Commenting on the impact of COVID-19, Lourens said the group saw an estimated R476 million loss in revenue and an estimate R150-million decrease in operating profit.

“We prioritised the livelihoods of our more than 50 000 employees to curb salary cuts and job losses where possible and made substantial contributions to help fight and alleviate the impact of COVID-19. We repurposed the Pepclo manufacturing facility to produce personal protective equipment (PPE); used the group’s reach into informal communities to distribute food vouchers using FLASH technology; leveraged the Pepkor store footprint to allow customers to make donations at till points and implemented immediate salary sacrifices for the Pepkor board and executives. We also employed additional measures to support our customers who cannot afford to make debt repayments on a case-by-case basis.”

Lourens says the risk posed by COVID-19 to the group and its operations required urgent and tactical measures to mitigate the impact.

“We implemented a number of measures to protect and sustain the business including reducing operating costs, capital expenditure and stock inflows in anticipation of lower consumer demand levels. We proactively engaged with our funders and secured additional seasonal facilities as a contingency. We are in constructive discussions with funders in relation to existing covenant waiver and amendments for the periods ending September 2020 and March 2021, respectively.

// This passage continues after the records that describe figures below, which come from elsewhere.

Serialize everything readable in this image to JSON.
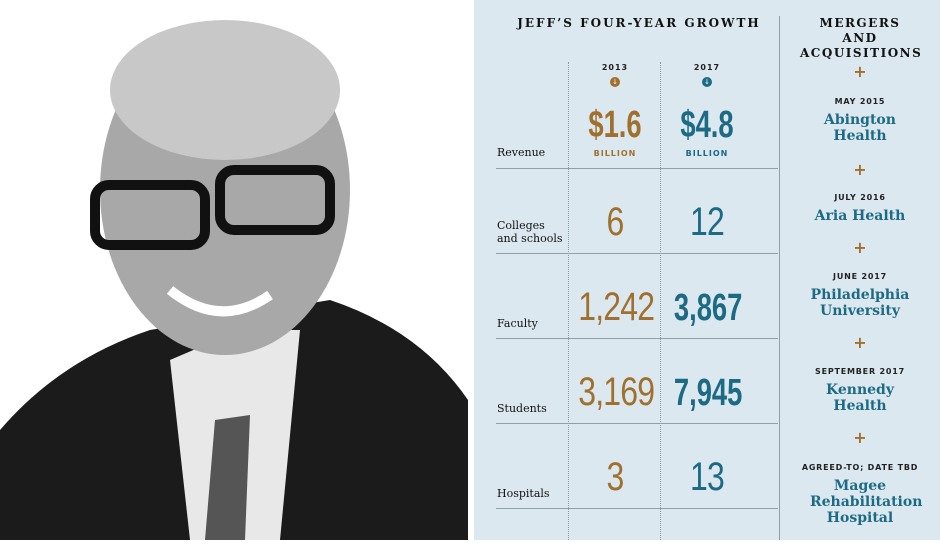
{
  "growth": {
    "title": "JEFF’S FOUR-YEAR GROWTH",
    "years": [
      "2013",
      "2017"
    ],
    "rows": [
      {
        "label": "Revenue",
        "v2013": "$1.6",
        "v2017": "$4.8",
        "unit": "BILLION"
      },
      {
        "label": "Colleges and schools",
        "v2013": "6",
        "v2017": "12"
      },
      {
        "label": "Faculty",
        "v2013": "1,242",
        "v2017": "3,867"
      },
      {
        "label": "Students",
        "v2013": "3,169",
        "v2017": "7,945"
      },
      {
        "label": "Hospitals",
        "v2013": "3",
        "v2017": "13"
      }
    ]
  },
  "mergers": {
    "title": "MERGERS AND ACQUISITIONS",
    "items": [
      {
        "date": "MAY 2015",
        "name": "Abington Health"
      },
      {
        "date": "JULY 2016",
        "name": "Aria Health"
      },
      {
        "date": "JUNE 2017",
        "name": "Philadelphia University"
      },
      {
        "date": "SEPTEMBER 2017",
        "name": "Kennedy Health"
      },
      {
        "date": "AGREED-TO; DATE TBD",
        "name": "Magee Rehabilitation Hospital"
      }
    ]
  },
  "colors": {
    "gold": "#a0712e",
    "teal": "#1d6a85",
    "background": "#dce8ef"
  }
}
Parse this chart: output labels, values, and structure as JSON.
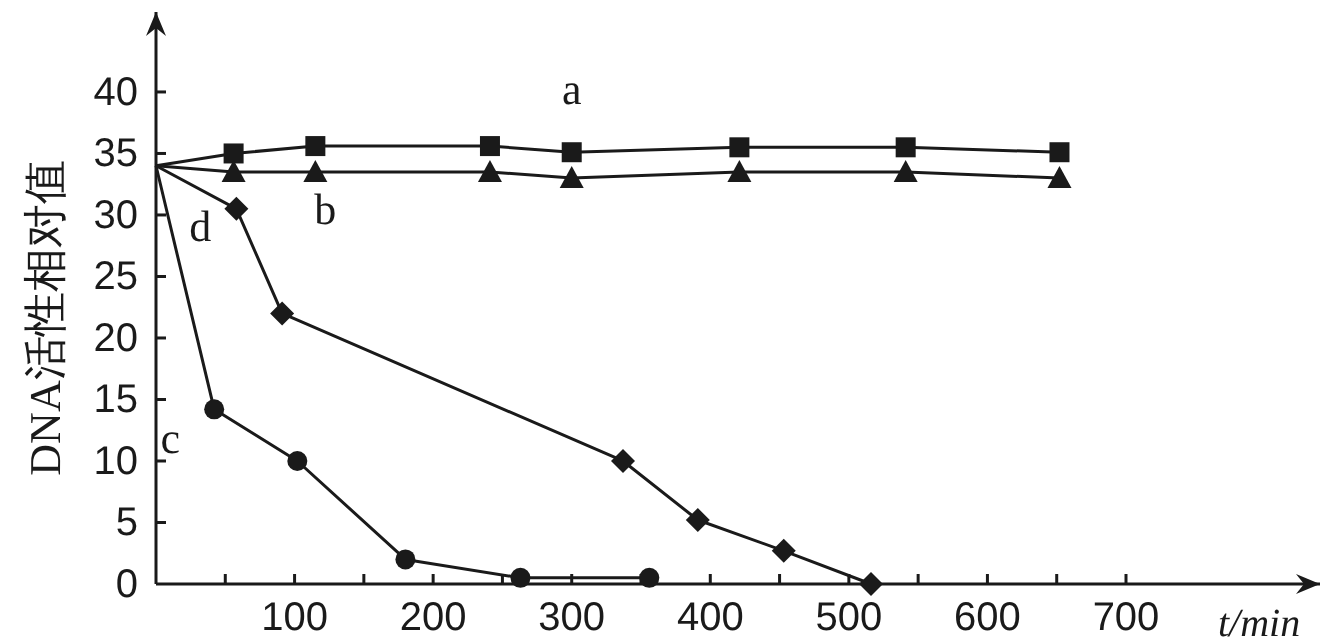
{
  "chart_data": {
    "type": "line",
    "xlabel": "t/min",
    "ylabel": "DNA活性相对值",
    "xlim": [
      0,
      840
    ],
    "ylim": [
      0,
      46.5
    ],
    "xticks": [
      {
        "value": 50,
        "label": null
      },
      100,
      {
        "value": 150,
        "label": null
      },
      200,
      {
        "value": 250,
        "label": null
      },
      300,
      {
        "value": 350,
        "label": null
      },
      400,
      {
        "value": 450,
        "label": null
      },
      500,
      {
        "value": 550,
        "label": null
      },
      600,
      {
        "value": 650,
        "label": null
      },
      700
    ],
    "yticks": [
      0,
      5,
      10,
      15,
      20,
      25,
      30,
      35,
      40
    ],
    "grid": false,
    "legend": false,
    "line_style": "solid",
    "series": [
      {
        "name": "a",
        "color": "#1a1a1a",
        "marker": "square",
        "x": [
          0,
          56,
          115,
          241,
          300,
          421,
          541,
          652
        ],
        "values": [
          34,
          35,
          35.6,
          35.6,
          35.1,
          35.5,
          35.5,
          35.1
        ]
      },
      {
        "name": "b",
        "color": "#1a1a1a",
        "marker": "triangle",
        "x": [
          0,
          56,
          115,
          241,
          300,
          421,
          541,
          652
        ],
        "values": [
          34,
          33.5,
          33.5,
          33.5,
          33,
          33.5,
          33.5,
          33
        ]
      },
      {
        "name": "c",
        "color": "#1a1a1a",
        "marker": "circle",
        "x": [
          0,
          42,
          102,
          180,
          263,
          356
        ],
        "values": [
          34,
          14.2,
          10,
          2,
          0.5,
          0.5
        ]
      },
      {
        "name": "d",
        "color": "#1a1a1a",
        "marker": "diamond",
        "x": [
          0,
          58,
          91,
          337,
          391,
          453,
          516
        ],
        "values": [
          34,
          30.5,
          22,
          10,
          5.2,
          2.7,
          0
        ]
      }
    ]
  }
}
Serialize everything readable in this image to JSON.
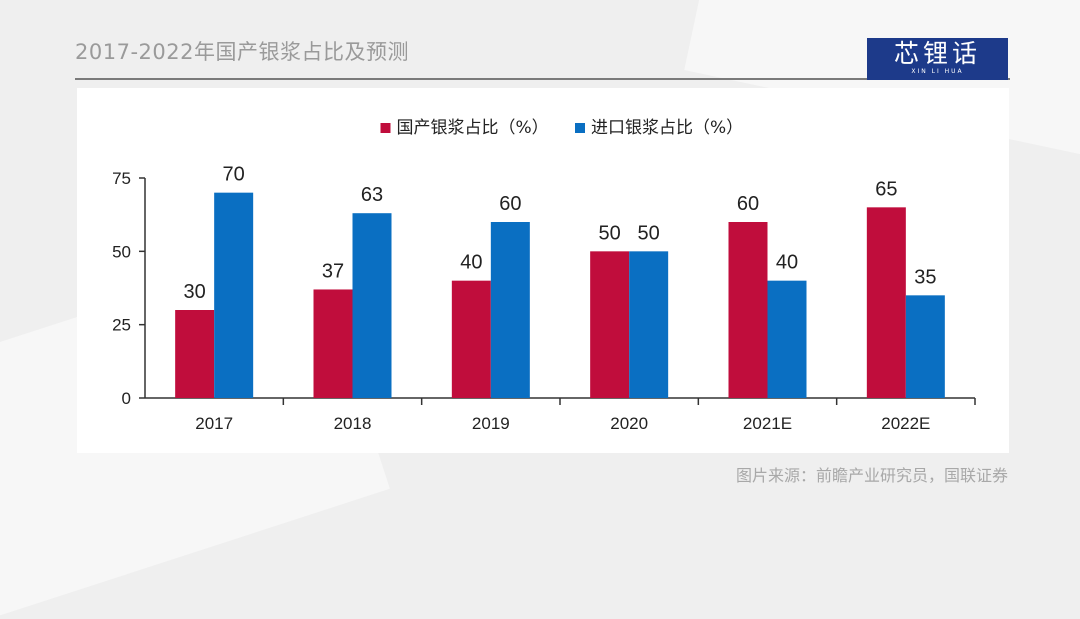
{
  "header": {
    "title": "2017-2022年国产银浆占比及预测",
    "logo_text": "芯锂话",
    "logo_subtext": "XIN LI HUA"
  },
  "colors": {
    "series_domestic": "#c00d3c",
    "series_import": "#0a6fc2",
    "logo_bg": "#1d3a8a"
  },
  "chart_data": {
    "type": "bar",
    "title": "",
    "xlabel": "",
    "ylabel": "",
    "categories": [
      "2017",
      "2018",
      "2019",
      "2020",
      "2021E",
      "2022E"
    ],
    "series": [
      {
        "name": "国产银浆占比（%）",
        "values": [
          30,
          37,
          40,
          50,
          60,
          65
        ]
      },
      {
        "name": "进口银浆占比（%）",
        "values": [
          70,
          63,
          60,
          50,
          40,
          35
        ]
      }
    ],
    "ylim": [
      0,
      75
    ],
    "yticks": [
      0,
      25,
      50,
      75
    ],
    "grid": false,
    "legend": "top-center"
  },
  "footer": {
    "source": "图片来源：前瞻产业研究员，国联证券"
  }
}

We are confident that Pepkor is ideally positioned to gain market share in the post-COVID-19 ‘new economy’ with its defensive discount and value positioning being more resilient through its focus on babies’ and children’s clothing and large contribution of basic and replenishment products. The group’s purpose and mission are now more relevant than ever – to make a positive difference in the lives of our customers and the communities in which we operate by providing convenient access to everyday products and services at affordable prices,” says Lourens.

The duration and evolution of the COVID-19 pandemic and the related impact on trading is uncertain and as such the effect that it may have on the group’s financial performance in the near term. The group is continuously assessing various scenario plans and stress tests to ensure that the business is taking appropriate financial actions to reduce costs, conserve cash and access liquidity during these unprecedented circumstances,” Lourens concluded.